刚刚又刷了一道题,感觉难度不是很大,下面就和大家分享一下经验吧!
题目如下:
Evaluate the value of an arithmetic expression in Reverse Polish Notation.
Valid operators are +, -, *, /. Each operand may be an integer or another expression.
Note:
Division between two integers should truncate toward zero.
The given RPN expression is always valid.
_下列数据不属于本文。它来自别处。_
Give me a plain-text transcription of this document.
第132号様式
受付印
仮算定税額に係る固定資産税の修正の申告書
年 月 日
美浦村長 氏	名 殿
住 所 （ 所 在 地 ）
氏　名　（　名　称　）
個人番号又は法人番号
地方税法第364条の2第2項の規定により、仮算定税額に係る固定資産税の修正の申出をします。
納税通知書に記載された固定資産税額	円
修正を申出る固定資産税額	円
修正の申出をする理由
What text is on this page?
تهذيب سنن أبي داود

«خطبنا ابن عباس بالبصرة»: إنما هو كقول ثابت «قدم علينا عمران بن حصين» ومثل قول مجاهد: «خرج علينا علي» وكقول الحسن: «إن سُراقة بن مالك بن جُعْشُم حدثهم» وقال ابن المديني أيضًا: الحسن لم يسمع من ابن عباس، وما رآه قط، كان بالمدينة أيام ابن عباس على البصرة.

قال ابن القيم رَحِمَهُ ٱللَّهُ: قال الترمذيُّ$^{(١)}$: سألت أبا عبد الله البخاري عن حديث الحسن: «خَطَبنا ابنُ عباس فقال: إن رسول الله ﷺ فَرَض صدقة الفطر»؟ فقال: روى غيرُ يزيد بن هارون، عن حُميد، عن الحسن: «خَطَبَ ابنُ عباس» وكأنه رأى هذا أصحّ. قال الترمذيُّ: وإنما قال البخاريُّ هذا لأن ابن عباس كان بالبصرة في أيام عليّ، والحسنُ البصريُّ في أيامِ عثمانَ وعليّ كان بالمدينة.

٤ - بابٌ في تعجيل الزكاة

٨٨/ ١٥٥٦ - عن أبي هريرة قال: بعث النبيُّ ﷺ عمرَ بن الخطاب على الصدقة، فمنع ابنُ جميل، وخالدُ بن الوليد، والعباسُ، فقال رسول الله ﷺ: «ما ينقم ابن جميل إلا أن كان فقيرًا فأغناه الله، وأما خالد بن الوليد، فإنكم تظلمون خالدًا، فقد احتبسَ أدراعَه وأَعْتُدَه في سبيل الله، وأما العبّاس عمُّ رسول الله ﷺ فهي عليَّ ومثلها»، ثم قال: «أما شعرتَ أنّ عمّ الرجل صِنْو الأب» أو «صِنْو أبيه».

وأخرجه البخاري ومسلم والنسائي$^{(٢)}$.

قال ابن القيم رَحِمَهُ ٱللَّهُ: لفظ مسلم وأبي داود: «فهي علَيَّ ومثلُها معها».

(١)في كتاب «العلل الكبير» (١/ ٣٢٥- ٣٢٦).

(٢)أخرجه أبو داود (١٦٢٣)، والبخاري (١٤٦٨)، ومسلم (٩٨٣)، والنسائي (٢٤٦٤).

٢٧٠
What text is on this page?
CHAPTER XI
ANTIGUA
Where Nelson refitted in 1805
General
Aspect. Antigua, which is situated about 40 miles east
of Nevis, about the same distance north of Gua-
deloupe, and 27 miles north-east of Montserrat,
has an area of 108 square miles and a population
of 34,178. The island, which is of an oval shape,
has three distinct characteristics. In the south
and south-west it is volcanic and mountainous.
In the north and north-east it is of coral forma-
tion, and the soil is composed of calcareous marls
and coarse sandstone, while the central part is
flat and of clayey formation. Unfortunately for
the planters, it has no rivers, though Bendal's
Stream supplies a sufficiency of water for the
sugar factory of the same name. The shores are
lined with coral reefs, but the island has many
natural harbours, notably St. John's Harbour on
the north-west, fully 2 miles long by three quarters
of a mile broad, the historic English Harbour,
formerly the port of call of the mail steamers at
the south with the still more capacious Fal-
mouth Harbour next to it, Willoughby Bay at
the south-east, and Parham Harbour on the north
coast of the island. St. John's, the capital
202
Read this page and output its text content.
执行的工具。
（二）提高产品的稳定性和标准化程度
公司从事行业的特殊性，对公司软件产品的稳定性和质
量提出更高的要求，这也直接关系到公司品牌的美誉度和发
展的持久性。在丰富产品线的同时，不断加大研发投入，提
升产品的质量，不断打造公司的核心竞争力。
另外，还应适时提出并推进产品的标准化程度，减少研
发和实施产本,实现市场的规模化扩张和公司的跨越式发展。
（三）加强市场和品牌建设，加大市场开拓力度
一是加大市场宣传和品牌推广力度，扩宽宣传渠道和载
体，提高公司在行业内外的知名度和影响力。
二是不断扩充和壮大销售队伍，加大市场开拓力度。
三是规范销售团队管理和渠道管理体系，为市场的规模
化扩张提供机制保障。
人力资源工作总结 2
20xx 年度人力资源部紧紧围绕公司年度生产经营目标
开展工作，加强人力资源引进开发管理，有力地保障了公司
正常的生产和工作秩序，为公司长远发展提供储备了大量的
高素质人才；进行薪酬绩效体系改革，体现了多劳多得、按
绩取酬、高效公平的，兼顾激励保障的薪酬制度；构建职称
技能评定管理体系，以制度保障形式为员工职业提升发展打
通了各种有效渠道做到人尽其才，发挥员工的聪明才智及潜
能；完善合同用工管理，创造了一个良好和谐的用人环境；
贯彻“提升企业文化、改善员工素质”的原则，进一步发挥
That means the expression would always evaluate to a result and there won't be any divide by zero operation.
Example 1:
Input: ["2", "1", "+", "3", "*"]
Output: 9
Explanation: ((2 + 1) * 3) = 9
Example 2:
Input: ["4", "13", "5", "/", "+"]
Output: 6
Explanation: (4 + (13 / 5)) = 6
Example 3:
Input: ["10", "6", "9", "3", "+", "-11", "*", "/", "*", "17", "+", "5", "+"]
Output: 22
Explanation:
((10 * (6 / ((9 + 3) * -11))) + 17) + 5
= ((10 * (6 / (12 * -11))) + 17) + 5
= ((10 * (6 / -132)) + 17) + 5
= ((10 * 0) + 17) + 5
= (0 + 17) + 5
= 17 + 5
= 22题意分析:
计算以逆波兰式表示的算术表达式的值。有效的运算符仅包括+, -, *, /,且每个操作数应该是一个整数或者是一个表达式。
注:①两个整数相除,结果向零取整;
②被给的逆波兰表达式总是有效的。
解答如下:
方法一(堆栈法)
创建一个存放整型变量的栈,用for循环遍历字符串向量,当遇到字符串数字时,先将其转换成整型数字(用stoi函数),然后在压入堆栈;当遇到字符串运算符时,先弹出最后进栈的两个整型数字,然后用字符串运算符对他们进行计算(注意操作数的顺序),再将计算的结果压入栈中。最后,待循环结束后,返回堆栈中的计算结果即可。
class Solution{
public:
int evalRPN( vector<string>& tokens ){
stack<int> stack; //新建堆栈
int a;
int b;
for (int i = 0; i < tokens.size(); i++) { //遍历字符串向量,并进行相关操作
if ( tokens[i] != "+" && tokens[i] != "-" && tokens[i] != "*" && tokens[i] != "/") stack.push( stoi(tokens[i]) );
else if( tokens[i] != "+" ) { b = stack.top(); stack.pop(); a = stack.top(); stack.pop(); stack.push(a + b);}
else if( tokens[i] != "-" ) { b = stack.top(); stack.pop(); a = stack.top(); stack.pop(); stack.push(a - b);}
else if( tokens[i] != "*" ) { b = stack.top(); stack.pop(); a = stack.top(); stack.pop(); stack.push(a * b);}
else if( tokens[i] != "/" ) { b = stack.top(); stack.pop(); a = stack.top(); stack.pop(); stack.push(a / b);}
}
return stack.top(); //返回结果
}
};提交后的结果如下:
方法二(优化方法一)
① 考虑字符串向量长度为1的情况;
② 简化“弹出最后进栈的两个整型数字的操作”
class Solution {
public:
int evalRPN(vector<string> &tokens) {
if ( tokens.size() == 1 ) return stoi(tokens[0]); //优化一
stack<int> stack;
for (int i = 0; i < tokens.size(); i++) {
if (tokens[i] != "+" && tokens[i] != "-" && tokens[i] != "*" && tokens[i] != "/")
stack.push(stoi(tokens[i]));
else { //优化二
int b = stack.top();
stack.pop();
int a = stack.top();
stack.pop();
if (tokens[i] == "+") stack.push(a + b);
if (tokens[i] == "-") stack.push(a - b);
if (tokens[i] == "*") stack.push(a * b);
if (tokens[i] == "/") stack.push(a / b);
}
}
return stack.top();
}
};提交后的结果如下:
日积月累,与君共进,增增小结,未完待续。